19/08/2023
Thank you for this, so simple but effective. remember if you’re feeling overwhelmed, anxious or distressed talk to someone , parenting can be a hard job sometimes.
Containing Distress: How to help your baby even if you can’t stop the crying
Parents often say to us that there’s nothing they can do to help their crying baby. While you may not be able to stop the crying, there are absolutely things you can do – things to help your baby feel safe and reassured.
Sometimes babies feel frightened, overwhelmed and out of control. It can be distressing for them to feel such powerful emotions when they are only beginning to experience the world. It can also be distressing for you to witness their distress – it is hard not to be affected by it. At these times, you are able to help your baby get her sense of meaning and contain her distress when you identify and reflect on her emotional state. Thinking about her experience provides containment and helps a baby feel safe. Of course, your baby will also need you to soothe her by holding her close, swaddling her, speaking gently with her, rocking her and any other strategies that work to calm her. But in all of these actions, an attempt to reflect on her experience and empathise can be felt by her as containing. Your efforts to ease the crying may not bring about a consoled baby – she may remain distressed. At these times, your understanding and hanging in there with her can be very reassuring, even when she remains distressed. At these times, she will experience that you do not leave her alone to deal with her difficult feelings.

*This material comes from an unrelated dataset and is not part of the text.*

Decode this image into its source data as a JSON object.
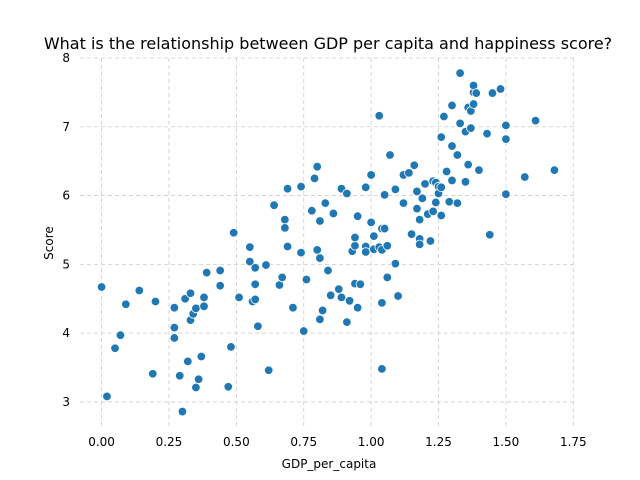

Tolerating your baby’s distressing feelings, as well as your own, helps her cope. If she repeatedly experiences your ability to identify with her distress and to tolerate it, she comes to learn that distress can be tolerated. Containing her this way helps her learn to contain and soothe herself over time. She learns that it is possible to tolerate the distress she is experiencing which helps her feel safe. She learns that bad feelings pass and good feelings can return. Leaving yourself as open as possible to understand what she is communicating and then responding appropriately gives your baby the experience of being understood and comforted. This is containing for her.